Suhunan Situmorang-AHY Masih Perlu Menguatkan Dirinya
Fokus perhatian masyarakat dunia ialah menghentikan pandemi Covid -19, juga memikirkan dampaknya ke berbagai aspek--termasuk perekonomian. Umumnya warga Indonesia pun begitu, saya kira. Jumlah orang terpapar yang terus meningkat, sungguh tak menggembirakan.
Akibat yang lebih parah selain kesehatan ialah sumber penghasilan masyarakat, khususnya yang tidak digaji negara.
Bagaimana pula kelanjutan pendidikan generasi penerus bila keadaan tak berubah dalam beberapa bulan atau bahkan tahun ini? Dampak psikologisnya pada anak, pelajar, mahasiswa, tentu layak dipikirkan.
Pemerintahan negara yang berpusat di tangan Presiden Jokowi, patut diminta keterangan, langkah-langkah apa yang akan ditempuh sebagai pengurus negara. Boleh pula dikritik, selain memberi saran.
Lha, kok, AHY malah menyurati Jokowi karena dugaan: ada orang dekat di lingkungan kekuasaan, disinyalir atau dicurigai mau mengkudeta (lebih tepat sebetulnya hendak mengambilalih secara "hostile take over") Partai Demokrat.
Bila pun kecurigaan AHY (sebagai bosnya Demokrat) berdasar kuat, bukan hanya karena percaya bisik-bisik para loyalisnya, tidak ada pula dasarnya mengirim surat ke kepala negara meski untuk meminta "klarifikasi" atas dugaan terdebut.
Masalah yang disampaikan AHY merupakan masalah internal Demokrat, pengkhianatan kader-kader partai (bila memang benar ada) sepenuh urusan internal partai.
Artinya, itu bukan urusan publik atau rakyat, yang sepatutnya jadi bagian dari tanggung jawab Jokowi sebagai kepala negara.
AHY, agaknya memang belum cukup matang sebagai politisi--apalagi menjabat ketua umum satu parpol yang pernah berjaya; parpol yang diakui atau tidak, dikuasai ayahnya, SBY, sebagai penggagas utama.
Sekali lagi, bila pun kecurigaan AHY dan para pendukungnya berdasar kuat, yang dilakukan seharusnya memperkuat tubuh partai. Tidak menuding orang dekat presiden, apalagi menyurati untuk "mengadukan" masalah internal partai meski diduga ada peran atau niat dari eksternal untuk menguasai Demokrat.
Mungkin maksud AHY untuk mengumpulkan simpati dengan membeberkannya ke publik, tetapi yang terbaca dari komentar-komentar warganet di berbagai portal berita, AHY dan Demokrat (juga SBY) kembali jadi bahan ledekan.

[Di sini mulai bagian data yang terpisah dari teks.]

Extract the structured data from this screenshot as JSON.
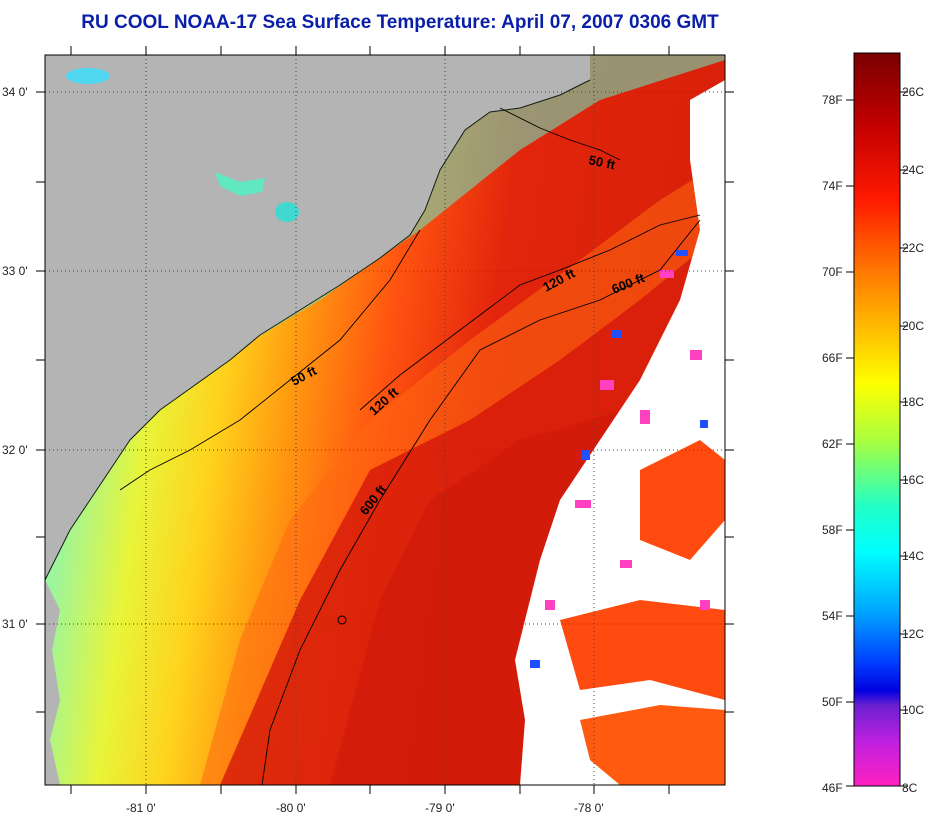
{
  "title": "RU COOL  NOAA-17  Sea Surface Temperature:  April 07, 2007 0306 GMT",
  "map": {
    "lat_labels": [
      "34 0'",
      "33 0'",
      "32 0'",
      "31 0'"
    ],
    "lon_labels": [
      "-81 0'",
      "-80 0'",
      "-79 0'",
      "-78 0'"
    ],
    "contours": [
      {
        "label": "50 ft",
        "depth": 50
      },
      {
        "label": "50 ft",
        "depth": 50
      },
      {
        "label": "120 ft",
        "depth": 120
      },
      {
        "label": "120 ft",
        "depth": 120
      },
      {
        "label": "600 ft",
        "depth": 600
      },
      {
        "label": "600 ft",
        "depth": 600
      }
    ],
    "colors": {
      "land": "#b3b3b3",
      "cloud": "#ffffff",
      "warm": "#d81a0a",
      "mid": "#ff8c00",
      "cool": "#f0f020",
      "cold": "#40e0d0"
    }
  },
  "colorbar": {
    "fahrenheit": [
      "78F",
      "74F",
      "70F",
      "66F",
      "62F",
      "58F",
      "54F",
      "50F",
      "46F"
    ],
    "celsius": [
      "26C",
      "24C",
      "22C",
      "20C",
      "18C",
      "16C",
      "14C",
      "12C",
      "10C",
      "8C"
    ]
  }
}
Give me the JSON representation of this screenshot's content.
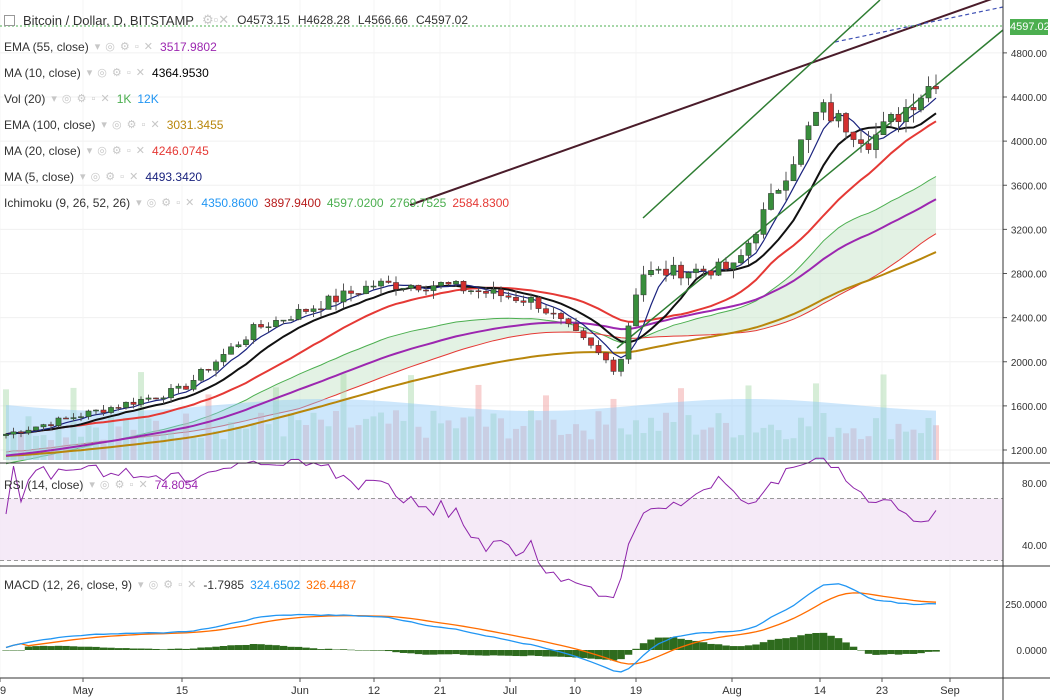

AHY, agaknya butuh penasihat-penasihat yang independen dan kompeten membaca dinamika politik serta paham psikologi massa--dan harus mau mendengar, tentu. Bila tidak, ambisinya merebut kursi kekuasaan di negara ini, saya ragu, sulit dia capai.
Dia harus lebih berani melepas bayang-bayang ayahnya dan menyiapkan dirinya sebagai calon pemimpin di negara ini dengan mengedepankan rasionalisme, kecerdasan, selain integritas yang jadi modal penting memikat publik, khususnya kaum muda.
Andai dia peka memahami problema masyarakat dunia dan masyarakat negara ini akibat Covid-19 dengan memberi perhatian serta partisipasi aktif membantu warga yang kesulitan dengan program-program riil, suatu keniscayaan dia kumpulkan simpati publik. Tak soal akan disebut pencitraan, yang pokok ialah tidak manipulatif, apalagi koruptif.
Hentikanlah gaya komunikasi dan strategi politik seolah pihak yang diperlakukan tidak adil karena bisa menimbulkan kesan cengeng atau sentimentalis. Siapakah yang mau memilih pemimpin yang dianggap tidak tangguh dan suka mengeluh? Ubahlah strategi politik dan gaya komunikasi bila ingin mendulang dukungan publik. Jangan lupa pula, dia harus menjadi dirinya sendiri dan cukup meyakinkan kekuatannya sebagai harapan orang banyak.
* Saran dari warga biasa, non partisan, pendamba Indonesia yang damai dengan kebhinnekaan masyarakat, tak soal diterima atau langsung di-reject AHY.